Bradbury: Beware the Evil Factoid


If you've ever heard Ray Bradbury give an interview, you'll know that he's, well, unique and sometimes a bit hard to follow. Call him frenetic, I suppose. So this just in from
Writer's Blog:
Ray Bradbury, who writes every day...is speaking out about Fahrenheit 451. Bradbury now says that his classic novel Fahrenheit 451 isn't about censorship; it's about the dangers of television...
Hmmm, okay.

From the original interview:
"Television gives you the dates of Napoleon, but not who he was," Bradbury says, summarizing TV's content with a single word that he spits out as an epithet: "factoids." He says this while sitting in a room dominated by a gigantic flat-panel television broadcasting the Fox News Channel, muted, factoids crawling across the bottom of the screen.
So the world is perishing from an orgy of...factoids. Alrighty.

If I were an author of a junior high textbook on literature, I wouldn't rush to change my study guides for Fahrenheit 451. Perhaps just adding a chapter on unreliable narrators would do the trick.

Tuesday, June 12, 2007

Music and Writing

It's strange. I almost always listen to background music while I'm pre-writing and writing — it calms my mind and helps me focus — but I absolutely can't listen to music while I'm editing. Don't know why.

Monday, June 11, 2007

Tips for Heroes, Evil Overlords, and Sidekicks

This list of dos and don'ts for fictional heroes, evil overlords, and sidekicks is worth reading, if only for some good laughs. (The list comes from a writer's workshop called "Viable Paradise", which is hosted by SFF.net.)

Here are a few of my favorites:

53. Knowing that creatures with tentacles have a preference for True Loves, I will keep an eye out for them.

32. If the Hero warns me that my girlfriend is a Servant of Evil, I am in a perverse quandary. If I believe him and terminate the relationship, he will turn out to have been dead wrong, and the resulting alienation of affection will drive her to the Dark Side. If I don't believe him, he will turn out to be right, and I will be used as a pawn by my scheming paramour. I guess the only solution is to take my sweetie on a long vacation and not return until after the Heroic Struggle is completed.

33. My fortress will include a holding room for any annoying kids, nerds, would-be love interests and other wannabe-types who follow me there and insist on joining my group. They will be kept in this room until the Evil Overlord is defeated. If there are holodecks available, I will throw the wannabe into it while he/she is asleep and activate the Epic Adventure program.

57. I will not give sloppy, wet kisses to the Hero until I verify that he isn't related to me.

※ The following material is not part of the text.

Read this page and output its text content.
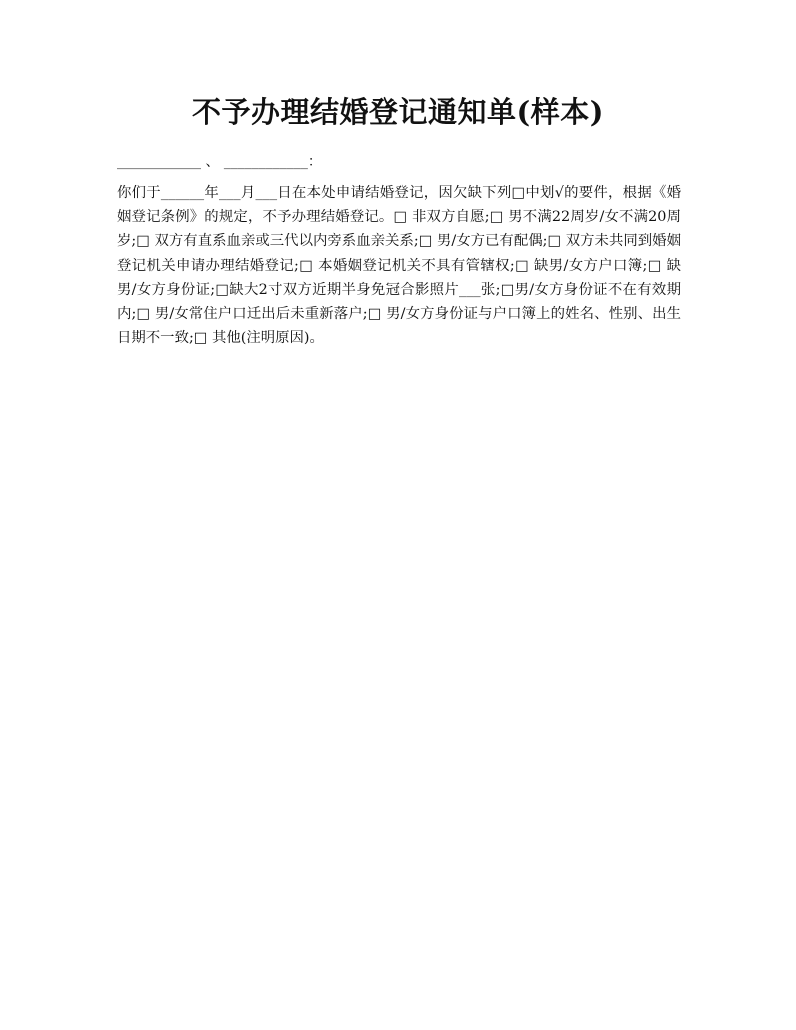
不予办理结婚登记通知单(样本)
____________ 、 ____________：
你们于______年___月___日在本处申请结婚登记，因欠缺下列□中划√的要件，根据《婚姻登记条例》的规定，不予办理结婚登记。□ 非双方自愿;□ 男不满22周岁/女不满20周岁;□ 双方有直系血亲或三代以内旁系血亲关系;□ 男/女方已有配偶;□ 双方未共同到婚姻登记机关申请办理结婚登记;□ 本婚姻登记机关不具有管辖权;□ 缺男/女方户口簿;□ 缺男/女方身份证;□缺大2寸双方近期半身免冠合影照片___张;□男/女方身份证不在有效期内;□ 男/女常住户口迁出后未重新落户;□ 男/女方身份证与户口簿上的姓名、性别、出生日期不一致;□ 其他(注明原因)。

67. When the Evil Overlord says that he was driven to his evil by my radiant beauty, I'll just kill him.


Wednesday, June 6, 2007

What I'm Reading

The Knight by Gene Wolfe
If I like nothing else about this story — and I'm sure that I will — I absolutely worship the way the hero, who lives in this world, practically falls into a fantasy story as effortlessly as if he were walking into a forest and getting lost, yet those two, short pages in which it so effortlessly happens remain mesmerizing, exciting, unique, and real. Wolfe makes it look so easy.

Starwater Strains: New Science Fiction Stories by Gene Wolfe
Short stories are about all I can take of science fiction right now, and so far, Wolfe's seem much more literary and rich than anything appearing in Analog.

The Wave in the Mind by Ursula Le Guin
I love almost everything that Ursula Le Guin writes, even when I don't agree with her. She makes prose look easy, the way Ulrich Salchow made figure skating look easy. For this reason, it's a joy to choose one essay to read from this collection right before going to bed each night. She eases my brain into pleasant thoughts the way nursery rhymes, read by a loving mom, calm a child's mind.

The topic of the collection, by the way, is just about everything, from writing to writers to public figures to historical events.